New attorneys do not typically work on invalidity opinions and licenses until later in their careers so this class gives students an invaluable head start over their peers.
“It’s important for attorneys to see how each project fits into the big picture, whether it be litigating a patent you wrote, how arguments made while obtaining a patent—known as prosecution history estoppel—can be later used against you when a competitor is trying to design around your patent, how patent claims or the identification of goods in a trademark registration can impact the royalties in a license,” he explains. “The earlier an IP attorney appreciates how the puzzle pieces fit together and one action impacts another, the better the advice for the client and the quality of each patent and trademark application should improve accordingly.”
A license agreement assignment at the end of the class serves as a final exam by wrapping together work product from all the preceding assignments.
Falcoff has previously taught Intellectual Property Law (a Socratic style survey class); Patent Law (also a Socratic style class); Patent Litigation (a Socratic style class but with real world written and verbal assignments mixed in); and Advanced Patent Law, a practical seminar class including a research paper and student presentations.
“It gives me a good exposure to the students’ written work, especially in the seminar classes,” he says, adding that over the years Harness Dickey has hired many of his best students.
While patent attorneys typically have undergrad degrees in electrical, mechanical, computer, materials, chemical engineering and biotech (Ph.D.), or in chemistry or physics, a high-tech and scientific frame of mind isn’t the only quality that goes into being a good IP lawyer.

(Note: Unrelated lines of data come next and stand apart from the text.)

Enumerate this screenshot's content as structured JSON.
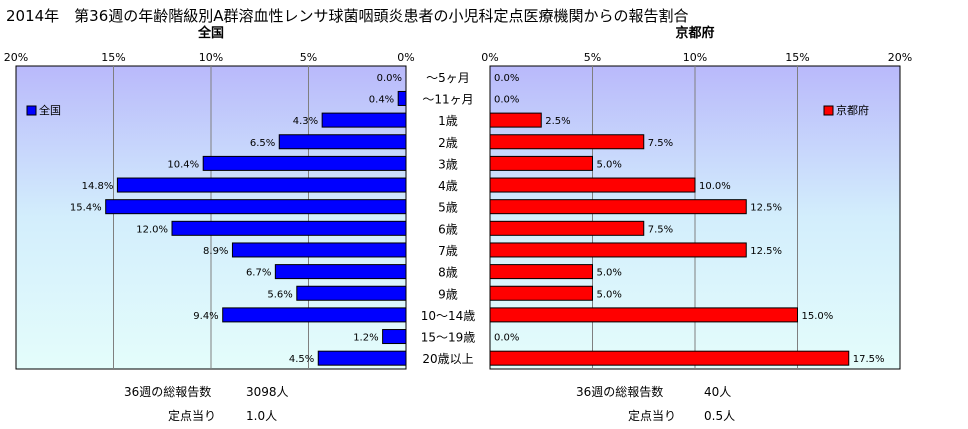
{
  "title": "2014年　第36週の年齢階級別A群溶血性レンサ球菌咽頭炎患者の小児科定点医療機関からの報告割合",
  "chart_data": [
    {
      "type": "bar",
      "orientation": "horizontal",
      "title": "全国",
      "legend": "全国",
      "legend_position": "top-left",
      "direction": "right-to-left",
      "color": "#0000ff",
      "categories": [
        "〜5ヶ月",
        "〜11ヶ月",
        "1歳",
        "2歳",
        "3歳",
        "4歳",
        "5歳",
        "6歳",
        "7歳",
        "8歳",
        "9歳",
        "10〜14歳",
        "15〜19歳",
        "20歳以上"
      ],
      "values": [
        0.0,
        0.4,
        4.3,
        6.5,
        10.4,
        14.8,
        15.4,
        12.0,
        8.9,
        6.7,
        5.6,
        9.4,
        1.2,
        4.5
      ],
      "value_labels": [
        "0.0%",
        "0.4%",
        "4.3%",
        "6.5%",
        "10.4%",
        "14.8%",
        "15.4%",
        "12.0%",
        "8.9%",
        "6.7%",
        "5.6%",
        "9.4%",
        "1.2%",
        "4.5%"
      ],
      "xlim": [
        0,
        20
      ],
      "ticks": [
        "0%",
        "5%",
        "10%",
        "15%",
        "20%"
      ],
      "grid": true
    },
    {
      "type": "bar",
      "orientation": "horizontal",
      "title": "京都府",
      "legend": "京都府",
      "legend_position": "top-right",
      "direction": "left-to-right",
      "color": "#ff0000",
      "categories": [
        "〜5ヶ月",
        "〜11ヶ月",
        "1歳",
        "2歳",
        "3歳",
        "4歳",
        "5歳",
        "6歳",
        "7歳",
        "8歳",
        "9歳",
        "10〜14歳",
        "15〜19歳",
        "20歳以上"
      ],
      "values": [
        0.0,
        0.0,
        2.5,
        7.5,
        5.0,
        10.0,
        12.5,
        7.5,
        12.5,
        5.0,
        5.0,
        15.0,
        0.0,
        17.5
      ],
      "value_labels": [
        "0.0%",
        "0.0%",
        "2.5%",
        "7.5%",
        "5.0%",
        "10.0%",
        "12.5%",
        "7.5%",
        "12.5%",
        "5.0%",
        "5.0%",
        "15.0%",
        "0.0%",
        "17.5%"
      ],
      "xlim": [
        0,
        20
      ],
      "ticks": [
        "0%",
        "5%",
        "10%",
        "15%",
        "20%"
      ],
      "grid": true
    }
  ],
  "footer": {
    "left": {
      "total_label": "36週の総報告数",
      "total_value": "3098人",
      "per_label": "定点当り",
      "per_value": "1.0人"
    },
    "right": {
      "total_label": "36週の総報告数",
      "total_value": "40人",
      "per_label": "定点当り",
      "per_value": "0.5人"
    }
  }
}
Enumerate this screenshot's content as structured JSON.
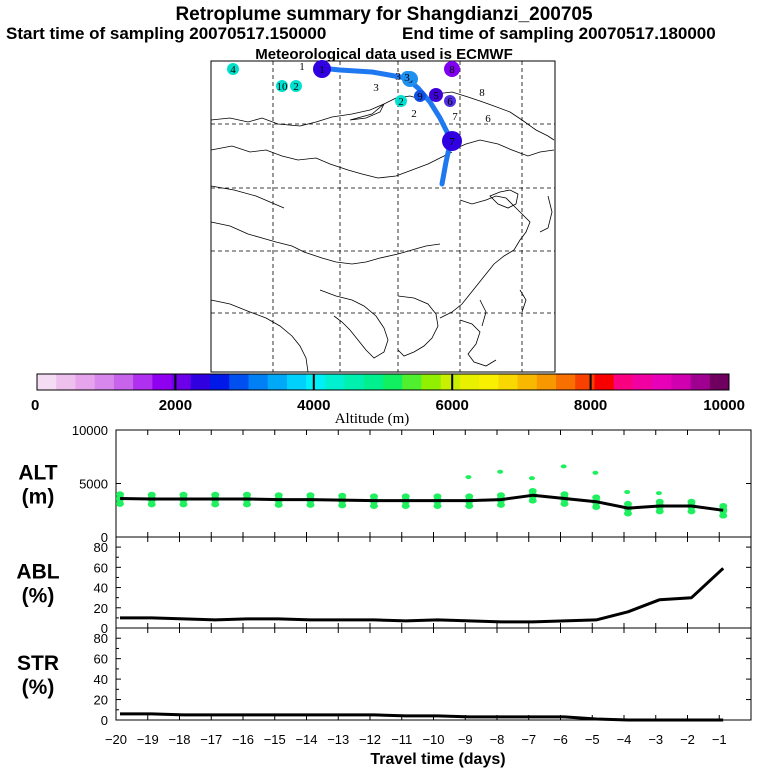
{
  "header": {
    "title": "Retroplume summary for Shangdianzi_200705",
    "start_label": "Start time of sampling 20070517.150000",
    "end_label": "End time of sampling 20070517.180000",
    "met_label": "Meteorological data used is ECMWF"
  },
  "colorbar": {
    "tick_labels": [
      "0",
      "2000",
      "4000",
      "6000",
      "8000",
      "10000"
    ],
    "axis_label": "Altitude (m)",
    "colors": [
      "#f4dcf4",
      "#eec0ee",
      "#e6a4ec",
      "#d888ec",
      "#c864ec",
      "#b030f0",
      "#9000f0",
      "#6c00e8",
      "#3000e0",
      "#0018e8",
      "#0050f0",
      "#0080f4",
      "#00a8f8",
      "#00d0fc",
      "#00f0f8",
      "#00f0d0",
      "#00f0b0",
      "#00f090",
      "#10f060",
      "#50f030",
      "#90f000",
      "#c8f000",
      "#e8f000",
      "#f8f000",
      "#f8d800",
      "#f8b800",
      "#f89800",
      "#f87000",
      "#f84000",
      "#f80000",
      "#f80080",
      "#f000a0",
      "#e800b8",
      "#d000b0",
      "#a00090",
      "#700060"
    ]
  },
  "map": {
    "trajectory_color": "#1e78f0",
    "cluster_labels": [
      {
        "label": "1",
        "color": "#3000e0"
      },
      {
        "label": "2",
        "color": "#00e0d0"
      },
      {
        "label": "3",
        "color": "#2090f0"
      },
      {
        "label": "4",
        "color": "#00e0c8"
      },
      {
        "label": "5",
        "color": "#4000d8"
      },
      {
        "label": "6",
        "color": "#5030e0"
      },
      {
        "label": "7",
        "color": "#3000e0"
      },
      {
        "label": "8",
        "color": "#8000f0"
      },
      {
        "label": "9",
        "color": "#1050e8"
      },
      {
        "label": "10",
        "color": "#00e0d0"
      }
    ]
  },
  "chart_data": [
    {
      "type": "line",
      "panel": "ALT",
      "ylabel_line1": "ALT",
      "ylabel_line2": "(m)",
      "ylim": [
        0,
        10000
      ],
      "ytick_labels": [
        "10000",
        "5000",
        "0"
      ],
      "x": [
        -19.875,
        -18.875,
        -17.875,
        -16.875,
        -15.875,
        -14.875,
        -13.875,
        -12.875,
        -11.875,
        -10.875,
        -9.875,
        -8.875,
        -7.875,
        -6.875,
        -5.875,
        -4.875,
        -3.875,
        -2.875,
        -1.875,
        -0.875
      ],
      "values": [
        3600,
        3550,
        3550,
        3550,
        3550,
        3500,
        3500,
        3450,
        3400,
        3400,
        3400,
        3400,
        3500,
        3900,
        3600,
        3300,
        2700,
        2900,
        2900,
        2500
      ],
      "scatter_color": "#20f060"
    },
    {
      "type": "line",
      "panel": "ABL",
      "ylabel_line1": "ABL",
      "ylabel_line2": "(%)",
      "ylim": [
        0,
        90
      ],
      "ytick_labels": [
        "80",
        "60",
        "40",
        "20",
        "0"
      ],
      "x": [
        -19.875,
        -18.875,
        -17.875,
        -16.875,
        -15.875,
        -14.875,
        -13.875,
        -12.875,
        -11.875,
        -10.875,
        -9.875,
        -8.875,
        -7.875,
        -6.875,
        -5.875,
        -4.875,
        -3.875,
        -2.875,
        -1.875,
        -0.875
      ],
      "values": [
        10,
        10,
        9,
        8,
        9,
        9,
        8,
        8,
        8,
        7,
        8,
        7,
        6,
        6,
        7,
        8,
        16,
        28,
        30,
        59
      ]
    },
    {
      "type": "line",
      "panel": "STR",
      "ylabel_line1": "STR",
      "ylabel_line2": "(%)",
      "ylim": [
        0,
        90
      ],
      "ytick_labels": [
        "80",
        "60",
        "40",
        "20",
        "0"
      ],
      "x": [
        -19.875,
        -18.875,
        -17.875,
        -16.875,
        -15.875,
        -14.875,
        -13.875,
        -12.875,
        -11.875,
        -10.875,
        -9.875,
        -8.875,
        -7.875,
        -6.875,
        -5.875,
        -4.875,
        -3.875,
        -2.875,
        -1.875,
        -0.875
      ],
      "values": [
        6,
        6,
        5,
        5,
        5,
        5,
        5,
        5,
        5,
        4,
        4,
        3,
        3,
        3,
        3,
        1,
        0,
        0,
        0,
        0
      ]
    }
  ],
  "xaxis": {
    "label": "Travel time (days)",
    "xlim": [
      -20,
      0
    ],
    "tick_labels": [
      "−20",
      "−19",
      "−18",
      "−17",
      "−16",
      "−15",
      "−14",
      "−13",
      "−12",
      "−11",
      "−10",
      "−9",
      "−8",
      "−7",
      "−6",
      "−5",
      "−4",
      "−3",
      "−2",
      "−1"
    ]
  }
}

“I’ve heard it said that many patent attorneys can’t see the forest for the trees—they dive so far into the technical or legal minutiae that they miss the big picture,” Falcoff says, adding that this is likely due to their rigorous technical backgrounds and education.

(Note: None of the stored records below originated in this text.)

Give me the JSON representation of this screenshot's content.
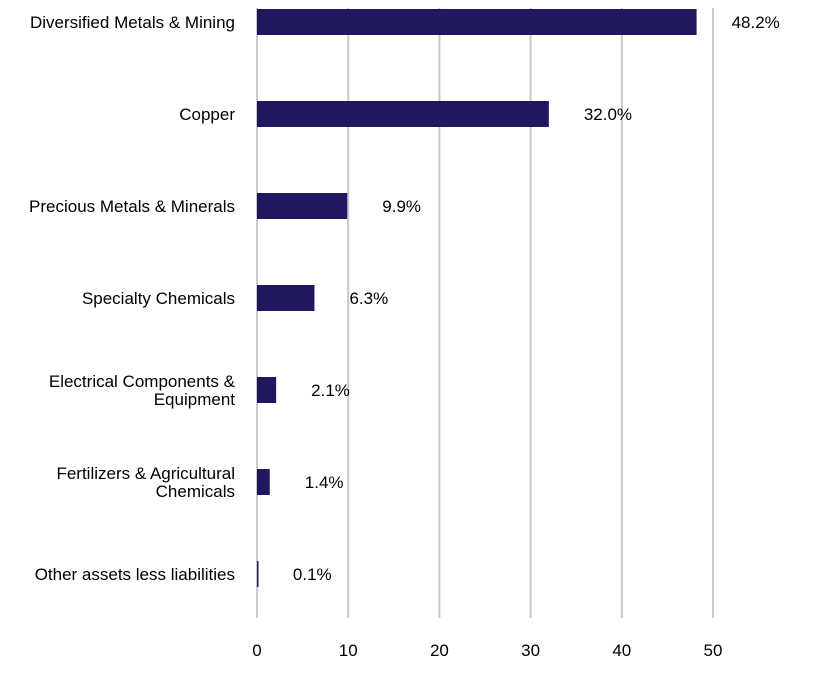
{
  "chart_data": {
    "type": "bar",
    "orientation": "horizontal",
    "categories": [
      [
        "Diversified Metals & Mining"
      ],
      [
        "Copper"
      ],
      [
        "Precious Metals & Minerals"
      ],
      [
        "Specialty Chemicals"
      ],
      [
        "Electrical Components &",
        "Equipment"
      ],
      [
        "Fertilizers & Agricultural",
        "Chemicals"
      ],
      [
        "Other assets less liabilities"
      ]
    ],
    "values": [
      48.2,
      32.0,
      9.9,
      6.3,
      2.1,
      1.4,
      0.1
    ],
    "data_labels": [
      "48.2%",
      "32.0%",
      "9.9%",
      "6.3%",
      "2.1%",
      "1.4%",
      "0.1%"
    ],
    "xlim": [
      0,
      50
    ],
    "xticks": [
      "0",
      "10",
      "20",
      "30",
      "40",
      "50"
    ],
    "grid": "vertical",
    "bar_color": "#201761",
    "grid_color": "#c8c8c8"
  }
}
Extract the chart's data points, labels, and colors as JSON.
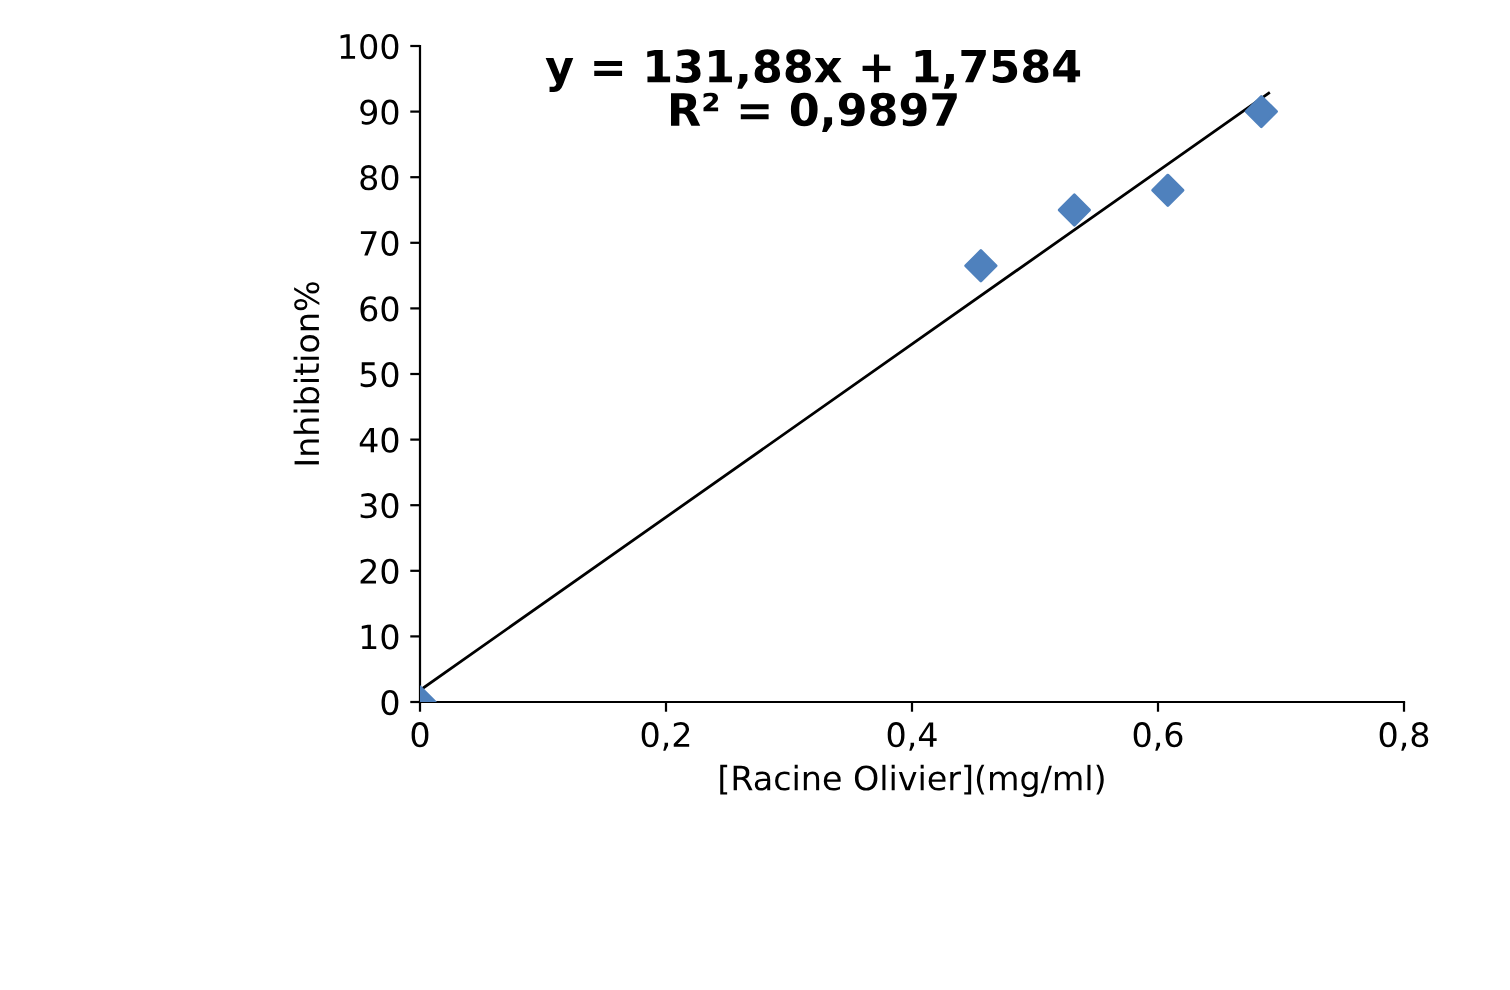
{
  "chart_data": {
    "type": "scatter",
    "xlabel": "[Racine Olivier](mg/ml)",
    "ylabel": "Inhibition%",
    "xlim": [
      0,
      0.8
    ],
    "xticks": [
      {
        "value": 0,
        "label": "0"
      },
      {
        "value": 0.2,
        "label": "0,2"
      },
      {
        "value": 0.4,
        "label": "0,4"
      },
      {
        "value": 0.6,
        "label": "0,6"
      },
      {
        "value": 0.8,
        "label": "0,8"
      }
    ],
    "ylim": [
      0,
      100
    ],
    "yticks": [
      0,
      10,
      20,
      30,
      40,
      50,
      60,
      70,
      80,
      90,
      100
    ],
    "grid": false,
    "legend": false,
    "series": [
      {
        "marker": "diamond",
        "color": "#4f81bd",
        "x": [
          0,
          0.456,
          0.532,
          0.608,
          0.684
        ],
        "values": [
          0,
          66.5,
          75,
          78,
          90
        ]
      },
      {
        "type": "line",
        "marker": "none",
        "color": "#000000",
        "x": [
          0,
          0.69
        ],
        "values": [
          1.8,
          92.8
        ]
      }
    ],
    "annotations": [
      "y = 131,88x + 1,7584\nR² = 0,9897"
    ]
  }
}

And so, when teaching this and past classes, Falcoff continually stresses how each project affects future projects and the “big picture” whether viewed by a judge, jury, patent examiner, client company or competitive company.
“It’s important that IP attorneys be able to write well, translate technical chaos into something normal people can understand, and present a coherent argument. I often joke that patent attorneys are technical geeks who can write well, which is an inherent oxymoron—but this is a goal of this IP Practicum class.”

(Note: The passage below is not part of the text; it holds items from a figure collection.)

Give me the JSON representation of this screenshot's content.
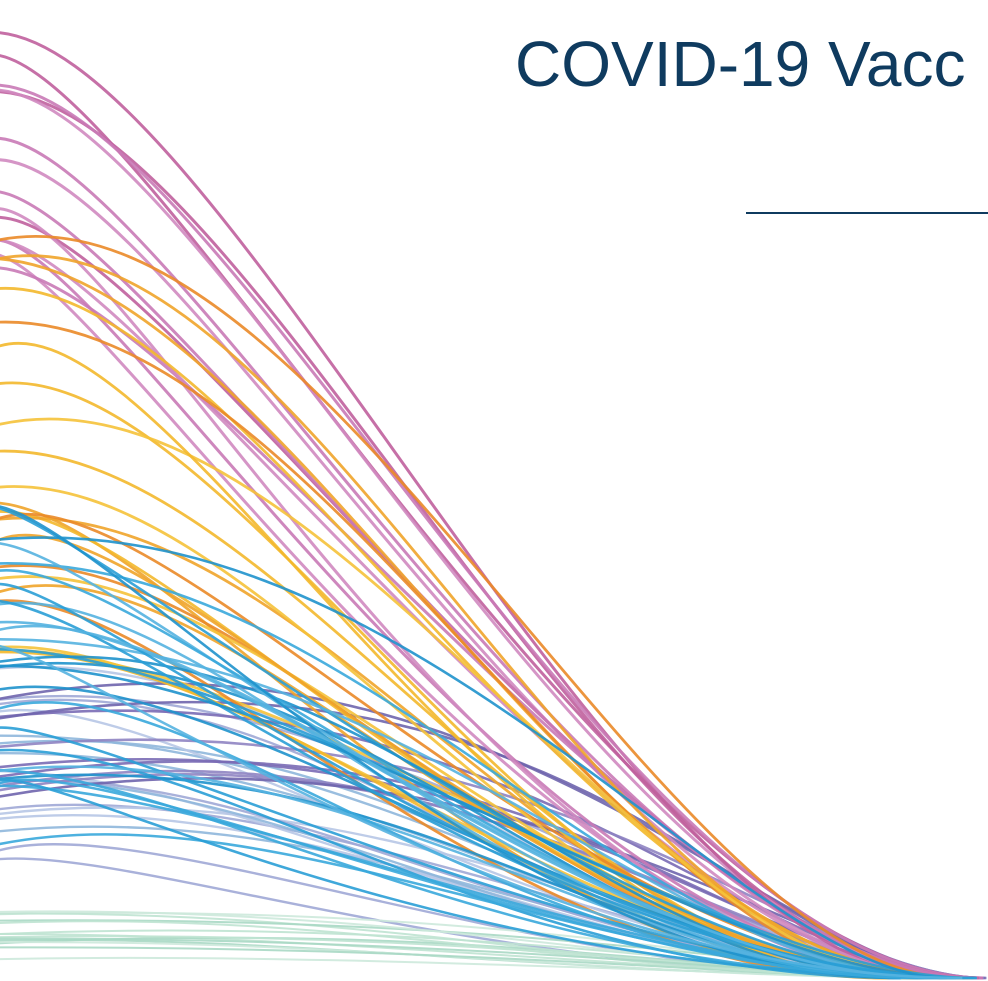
{
  "header": {
    "title": "COVID-19 Vacc"
  }
}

Falcoff, who represents large, medium and small U.S. and foreign companies and universities in a wide range of technical areas, has obtained and enforced patents and trademarks pertaining to automotive convertible roofs, pulse shapers for ultra-fast lasers, diapers, computer software for industrial plants, pharmaceuticals, blueberry plant patents, robotic grippers, control systems for riveting machines, vacuum insulated oil pipelines, wave rotor engines for automobiles and power plants, venting motorcycle jackets, power tools, and composite automobile bodies.
His work runs the gamut from patent and trademark preparation/prosecution with the U.S. Patent and Trademark Office (USPTO), first chair patent/trademark/trade secret litigation, licensing, patent and trademark freedom-to-practice opinions, M&A due diligence for intellectual property, and associated portfolio management and client counseling.
In teaching at MSU, Falcoff is back on familiar Spartan turf, where he earned an undergrad degree in engineering, before working as a senior project engineer on General Motors projects; then as a marketing manager and patent coordinator at United Technologies Automotive.
He earned his J.D. by attending evening classes at Wayne State University Law School while working full time, and recalls how he could instantly apply some of his class material to his day-to-day activities at United Technologies.
“For example, the liquidated damages section from contract law made its way into a contract I put together the following day, and I later used it to my favor during subsequent negotiations when the supplier missed the due date. I try to instill the same practical sense while teaching this new IP Practicum class.”